Chinook RV: A Seamless C-Body Manufacturer
Dan Lukehart, president of Trail Wagons Inc., dba Chinook RV, tells a story about a customer who left a paper cup full of coffee on the rear bumper of his new Chinook Concourse Class C motorhome and drove off. When he got home, Lukehart relates, the cup was still sitting on the bumper with coffee in it.
That story speaks volumes for the manufacturers of Chinook one-piece molded fiberglass minimotorhomes.
“We don’t have any other priorities other than making the most sound motorhome possible,” Lukehart said. “It’s expensive to do it that way, but that is what makes us a niche. Not everybody can afford everything that we build.”
Indeed, customers expect quality and top-line features from Chinook RV, which manufactures about 450 minimotorhomes annually with retail base prices from $74,157 to $167,131.
“We’ve failed at building an economy model,” Lukehart said. “That’s what controls our volume completely.
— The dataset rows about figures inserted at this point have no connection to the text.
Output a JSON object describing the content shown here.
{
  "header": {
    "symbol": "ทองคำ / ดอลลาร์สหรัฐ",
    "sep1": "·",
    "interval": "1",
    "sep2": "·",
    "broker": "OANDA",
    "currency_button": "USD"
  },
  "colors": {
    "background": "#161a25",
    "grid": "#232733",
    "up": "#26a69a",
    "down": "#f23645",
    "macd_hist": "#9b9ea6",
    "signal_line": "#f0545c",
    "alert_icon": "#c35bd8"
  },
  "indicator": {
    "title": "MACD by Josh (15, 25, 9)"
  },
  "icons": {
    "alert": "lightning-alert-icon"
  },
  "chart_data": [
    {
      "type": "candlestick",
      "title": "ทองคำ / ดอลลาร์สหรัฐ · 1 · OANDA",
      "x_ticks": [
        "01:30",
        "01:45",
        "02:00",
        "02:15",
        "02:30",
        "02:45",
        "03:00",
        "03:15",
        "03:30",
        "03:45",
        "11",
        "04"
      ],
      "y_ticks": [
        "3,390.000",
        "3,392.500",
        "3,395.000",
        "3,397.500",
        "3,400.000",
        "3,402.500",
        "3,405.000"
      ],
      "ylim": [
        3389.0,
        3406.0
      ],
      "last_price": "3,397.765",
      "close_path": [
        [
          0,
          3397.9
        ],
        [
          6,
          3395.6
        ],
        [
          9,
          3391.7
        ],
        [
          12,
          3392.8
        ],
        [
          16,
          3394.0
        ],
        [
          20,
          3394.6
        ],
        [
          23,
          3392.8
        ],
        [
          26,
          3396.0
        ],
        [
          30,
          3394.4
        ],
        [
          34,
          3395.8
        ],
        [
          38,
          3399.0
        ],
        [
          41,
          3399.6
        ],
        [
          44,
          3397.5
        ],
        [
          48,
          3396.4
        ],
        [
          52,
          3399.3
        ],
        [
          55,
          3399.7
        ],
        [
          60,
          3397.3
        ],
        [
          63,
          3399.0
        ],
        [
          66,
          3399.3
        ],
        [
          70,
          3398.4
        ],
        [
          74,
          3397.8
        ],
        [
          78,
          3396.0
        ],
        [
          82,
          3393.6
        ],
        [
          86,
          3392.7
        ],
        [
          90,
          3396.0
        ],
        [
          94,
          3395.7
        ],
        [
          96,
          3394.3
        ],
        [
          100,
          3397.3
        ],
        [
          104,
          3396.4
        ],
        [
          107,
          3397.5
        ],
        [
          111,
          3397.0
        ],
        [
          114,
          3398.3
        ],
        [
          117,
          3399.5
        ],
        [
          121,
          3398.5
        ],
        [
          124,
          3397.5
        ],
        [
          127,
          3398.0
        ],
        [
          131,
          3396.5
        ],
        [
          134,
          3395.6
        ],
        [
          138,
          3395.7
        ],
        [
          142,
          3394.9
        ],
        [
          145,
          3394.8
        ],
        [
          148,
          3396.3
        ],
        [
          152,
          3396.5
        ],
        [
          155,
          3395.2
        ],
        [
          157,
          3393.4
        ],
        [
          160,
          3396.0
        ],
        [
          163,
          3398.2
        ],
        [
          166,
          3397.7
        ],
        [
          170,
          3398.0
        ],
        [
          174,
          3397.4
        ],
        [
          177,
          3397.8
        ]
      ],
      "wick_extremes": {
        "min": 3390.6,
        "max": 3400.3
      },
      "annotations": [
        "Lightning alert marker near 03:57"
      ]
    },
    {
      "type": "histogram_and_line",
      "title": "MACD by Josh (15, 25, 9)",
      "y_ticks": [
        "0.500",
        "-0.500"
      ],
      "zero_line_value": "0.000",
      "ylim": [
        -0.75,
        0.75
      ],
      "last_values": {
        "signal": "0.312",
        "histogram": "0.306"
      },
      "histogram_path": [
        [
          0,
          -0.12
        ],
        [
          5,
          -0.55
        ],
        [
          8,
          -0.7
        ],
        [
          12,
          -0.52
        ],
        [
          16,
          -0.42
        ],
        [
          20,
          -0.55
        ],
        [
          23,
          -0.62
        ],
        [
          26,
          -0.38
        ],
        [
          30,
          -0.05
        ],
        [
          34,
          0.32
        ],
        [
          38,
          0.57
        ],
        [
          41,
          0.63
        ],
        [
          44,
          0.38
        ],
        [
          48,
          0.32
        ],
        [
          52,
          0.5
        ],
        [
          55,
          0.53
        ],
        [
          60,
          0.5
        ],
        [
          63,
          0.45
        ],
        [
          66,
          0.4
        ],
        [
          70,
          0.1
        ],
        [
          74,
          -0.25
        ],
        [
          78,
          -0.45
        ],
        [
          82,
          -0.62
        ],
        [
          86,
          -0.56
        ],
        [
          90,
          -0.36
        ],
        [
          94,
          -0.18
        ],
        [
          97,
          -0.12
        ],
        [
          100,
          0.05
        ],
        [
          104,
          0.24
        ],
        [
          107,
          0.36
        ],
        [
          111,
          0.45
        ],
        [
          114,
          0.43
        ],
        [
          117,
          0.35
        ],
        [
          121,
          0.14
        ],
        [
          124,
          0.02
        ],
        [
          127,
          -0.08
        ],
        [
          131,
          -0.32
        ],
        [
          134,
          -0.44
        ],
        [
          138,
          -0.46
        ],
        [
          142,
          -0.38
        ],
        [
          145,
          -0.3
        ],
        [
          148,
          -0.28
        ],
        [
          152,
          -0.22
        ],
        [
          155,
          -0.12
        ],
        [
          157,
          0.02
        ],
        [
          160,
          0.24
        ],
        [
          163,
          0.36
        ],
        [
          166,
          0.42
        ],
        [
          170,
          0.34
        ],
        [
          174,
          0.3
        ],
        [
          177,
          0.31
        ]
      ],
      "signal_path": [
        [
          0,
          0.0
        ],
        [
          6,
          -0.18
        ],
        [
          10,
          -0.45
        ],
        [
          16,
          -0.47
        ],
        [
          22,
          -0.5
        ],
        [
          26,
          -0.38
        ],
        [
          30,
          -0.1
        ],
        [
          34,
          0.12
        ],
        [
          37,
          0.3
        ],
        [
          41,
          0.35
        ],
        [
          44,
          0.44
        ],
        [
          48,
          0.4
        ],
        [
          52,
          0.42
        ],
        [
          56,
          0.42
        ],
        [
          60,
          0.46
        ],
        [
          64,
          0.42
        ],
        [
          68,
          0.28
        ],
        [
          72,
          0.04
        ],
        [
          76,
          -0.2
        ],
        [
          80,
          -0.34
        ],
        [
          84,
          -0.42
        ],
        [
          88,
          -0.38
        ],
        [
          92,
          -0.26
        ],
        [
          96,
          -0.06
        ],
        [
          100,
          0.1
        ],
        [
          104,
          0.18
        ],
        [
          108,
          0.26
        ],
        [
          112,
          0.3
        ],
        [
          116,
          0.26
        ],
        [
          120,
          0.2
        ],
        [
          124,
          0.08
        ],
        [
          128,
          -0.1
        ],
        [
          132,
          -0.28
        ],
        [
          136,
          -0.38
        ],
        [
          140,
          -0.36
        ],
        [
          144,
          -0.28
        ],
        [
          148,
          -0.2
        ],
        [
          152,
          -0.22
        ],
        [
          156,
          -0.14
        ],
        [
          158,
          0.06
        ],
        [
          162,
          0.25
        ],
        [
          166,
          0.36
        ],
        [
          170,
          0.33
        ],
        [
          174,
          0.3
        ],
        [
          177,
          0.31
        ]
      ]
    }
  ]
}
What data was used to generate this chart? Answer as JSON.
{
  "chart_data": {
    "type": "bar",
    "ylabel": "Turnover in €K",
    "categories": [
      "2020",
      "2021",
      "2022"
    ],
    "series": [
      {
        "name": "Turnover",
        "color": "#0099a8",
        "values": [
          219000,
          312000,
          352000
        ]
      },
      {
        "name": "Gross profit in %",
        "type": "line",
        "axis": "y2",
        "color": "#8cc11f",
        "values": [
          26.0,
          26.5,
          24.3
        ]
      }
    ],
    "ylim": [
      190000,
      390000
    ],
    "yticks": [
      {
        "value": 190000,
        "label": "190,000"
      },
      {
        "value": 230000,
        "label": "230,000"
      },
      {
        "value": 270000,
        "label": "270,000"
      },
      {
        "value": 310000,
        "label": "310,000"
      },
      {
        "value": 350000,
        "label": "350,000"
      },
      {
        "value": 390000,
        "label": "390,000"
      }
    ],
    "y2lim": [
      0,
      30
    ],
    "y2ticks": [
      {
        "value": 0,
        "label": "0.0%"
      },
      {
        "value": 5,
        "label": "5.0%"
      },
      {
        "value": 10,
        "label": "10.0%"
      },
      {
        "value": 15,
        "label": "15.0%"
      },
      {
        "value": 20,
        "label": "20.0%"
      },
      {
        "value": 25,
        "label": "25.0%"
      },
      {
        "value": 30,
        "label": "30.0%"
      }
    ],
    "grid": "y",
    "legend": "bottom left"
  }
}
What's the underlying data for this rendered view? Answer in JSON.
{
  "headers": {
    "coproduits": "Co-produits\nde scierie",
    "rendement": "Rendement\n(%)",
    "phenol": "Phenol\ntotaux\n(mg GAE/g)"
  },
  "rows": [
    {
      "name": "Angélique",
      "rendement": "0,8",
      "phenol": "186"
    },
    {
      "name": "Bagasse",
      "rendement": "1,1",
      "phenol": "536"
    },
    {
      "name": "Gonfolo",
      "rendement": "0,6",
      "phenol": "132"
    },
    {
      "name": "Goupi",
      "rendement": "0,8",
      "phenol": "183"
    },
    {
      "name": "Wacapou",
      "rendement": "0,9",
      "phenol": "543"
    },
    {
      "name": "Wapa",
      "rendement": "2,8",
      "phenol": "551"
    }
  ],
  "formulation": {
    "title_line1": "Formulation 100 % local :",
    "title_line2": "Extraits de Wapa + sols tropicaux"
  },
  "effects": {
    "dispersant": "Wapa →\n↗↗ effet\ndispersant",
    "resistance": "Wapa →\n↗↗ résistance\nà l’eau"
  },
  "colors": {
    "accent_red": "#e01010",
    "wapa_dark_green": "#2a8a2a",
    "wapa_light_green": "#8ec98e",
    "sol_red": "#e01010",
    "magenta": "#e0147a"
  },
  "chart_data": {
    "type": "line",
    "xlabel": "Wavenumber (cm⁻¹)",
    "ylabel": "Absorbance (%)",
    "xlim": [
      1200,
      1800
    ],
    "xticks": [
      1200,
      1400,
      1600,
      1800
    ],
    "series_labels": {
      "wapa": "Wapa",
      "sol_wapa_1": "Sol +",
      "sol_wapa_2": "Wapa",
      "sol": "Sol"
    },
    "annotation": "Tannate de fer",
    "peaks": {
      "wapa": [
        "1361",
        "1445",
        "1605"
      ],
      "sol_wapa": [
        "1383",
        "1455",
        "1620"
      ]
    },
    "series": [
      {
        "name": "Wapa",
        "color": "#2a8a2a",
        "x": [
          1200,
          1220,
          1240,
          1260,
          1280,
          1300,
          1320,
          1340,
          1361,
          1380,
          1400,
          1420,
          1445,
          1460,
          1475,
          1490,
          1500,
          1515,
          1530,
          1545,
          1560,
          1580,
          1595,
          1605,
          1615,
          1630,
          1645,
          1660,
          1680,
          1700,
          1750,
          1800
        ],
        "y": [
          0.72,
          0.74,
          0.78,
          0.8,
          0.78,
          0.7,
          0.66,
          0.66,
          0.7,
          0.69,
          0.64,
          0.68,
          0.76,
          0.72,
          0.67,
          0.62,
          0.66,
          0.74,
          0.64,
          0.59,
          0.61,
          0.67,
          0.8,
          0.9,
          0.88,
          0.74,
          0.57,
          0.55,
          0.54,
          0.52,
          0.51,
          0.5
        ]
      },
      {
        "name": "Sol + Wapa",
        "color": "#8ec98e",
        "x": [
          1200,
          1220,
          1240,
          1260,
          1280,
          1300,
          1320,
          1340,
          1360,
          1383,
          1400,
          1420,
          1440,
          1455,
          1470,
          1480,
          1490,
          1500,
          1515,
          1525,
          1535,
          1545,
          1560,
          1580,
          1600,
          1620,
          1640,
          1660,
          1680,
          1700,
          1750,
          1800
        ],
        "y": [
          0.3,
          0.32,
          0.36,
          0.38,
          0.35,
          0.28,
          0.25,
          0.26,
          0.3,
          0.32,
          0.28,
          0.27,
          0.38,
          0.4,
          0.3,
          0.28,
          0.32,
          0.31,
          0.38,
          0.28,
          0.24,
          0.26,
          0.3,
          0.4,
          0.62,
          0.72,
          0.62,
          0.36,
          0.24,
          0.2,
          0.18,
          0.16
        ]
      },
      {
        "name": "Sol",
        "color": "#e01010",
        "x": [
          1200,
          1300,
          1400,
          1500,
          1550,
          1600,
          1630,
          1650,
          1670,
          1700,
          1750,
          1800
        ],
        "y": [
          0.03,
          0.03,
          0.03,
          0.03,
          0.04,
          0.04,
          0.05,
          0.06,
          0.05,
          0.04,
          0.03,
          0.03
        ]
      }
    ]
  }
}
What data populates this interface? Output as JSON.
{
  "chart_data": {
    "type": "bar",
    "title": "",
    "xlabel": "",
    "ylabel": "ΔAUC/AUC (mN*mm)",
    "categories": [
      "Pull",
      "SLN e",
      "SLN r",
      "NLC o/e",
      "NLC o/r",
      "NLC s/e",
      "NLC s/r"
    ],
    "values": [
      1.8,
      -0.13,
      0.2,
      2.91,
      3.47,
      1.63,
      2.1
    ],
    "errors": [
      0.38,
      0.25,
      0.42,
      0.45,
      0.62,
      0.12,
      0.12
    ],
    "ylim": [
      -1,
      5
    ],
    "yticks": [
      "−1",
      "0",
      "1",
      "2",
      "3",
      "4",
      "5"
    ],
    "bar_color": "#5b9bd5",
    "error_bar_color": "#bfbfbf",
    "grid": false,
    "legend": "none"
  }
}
There’s not an employee here who could build a midline vehicle. I’ve been asked to do that hundreds of times, and I ask how? Every time we try to do it, every time we try to design something out, somebody else (in Chinook management) puts it back in.”
Chinook emphasizes the strength of its one-piece molded fiberglass construction.
“Our molds provide as fine a finish as you have on any car,” Lukehart said. “The whole thing involves as many as eight to 10 layers of fiberglass at the end of the process. It’s 3 or 4 inches thick at some points. We mold a lot of the openings, and we don’t have any flange-mounted doors. All that does away with having to install trim and caulking. Because it’s one piece, it has a lot of strength. It has no weak points and it provides a solid ride.”
Chinook, first produced in 1938 by Sy and Rose Mair in Orange County, Calif., is among the oldest U.S. brand names in the RV industry.
“In 1938, they were just little old travel trailers and pickup campers and chassis mounts that went on a one-ton cab chassis,” Lukehart said.
In 1971, after Chinook had been merged and sold several times and moved to Yakima, Wash., Lukehart’s father, Gary, became president of the company, which at the time was owned by an investment group that took it public. When the investment group pulled out in 1975, Gary Lukehart left Chinook, which became idle, and formed Trail Wagons Inc. to build Class B van campers.
Gary Lukehart previously had owned Family Wagon Compact Equipment Co., which converted Chevrolet and Dodge vans into campers. He is restoring one of his original conversions, a 1961 Corvair, which he found at a convention of Corvair owners. During the late 1970s and early 1980s, Trail Wagons converted Dodge, Chevrolet and Ford vans into Class B motorhomes.
“They weren’t just van campers, though,” Dan Lukehart said. “They were luxury travel vans that sold, basically, in the auto market.”
Chinook lay dormant until 1985, when Gary Lukehart purchased the remnants of the company and the Chinook brand name.
Trail Wagons eventually began to focus singularly on Chinook minimotorhomes and its one-piece fiberglass construction, which Gary Lukehart had implemented previously while at Chinook’s helm.
Chinook frequently has gone outside the RV arena to prove the point. Dan Lukehart set a motorhome land-speed record of 114 mph in 1998 at the Bonneville Salt Flats in Utah, and in 2000 participated in the Alcan Winter Rally, a strenuous road rally from the Pacific Northwest to Alaska.
“We did it to prove that Chinooks aren’t just motorhomes and shouldn’t be stereotyped as being only for old people,” Lukehart said.
Always innovating, Chinook has built and shown macho-style off-road Class Cs, and most recently a minimotorhome with the look of GM’s Hummer.
“It’s a front-appearance package with a Hummer H2 nose on a Chevy cutaway chassis,” Lukehart said. “We’re not saying that it’s a Hummer, but it was fun to do. That’s what it’s all about: Dress it up and make it look nice.”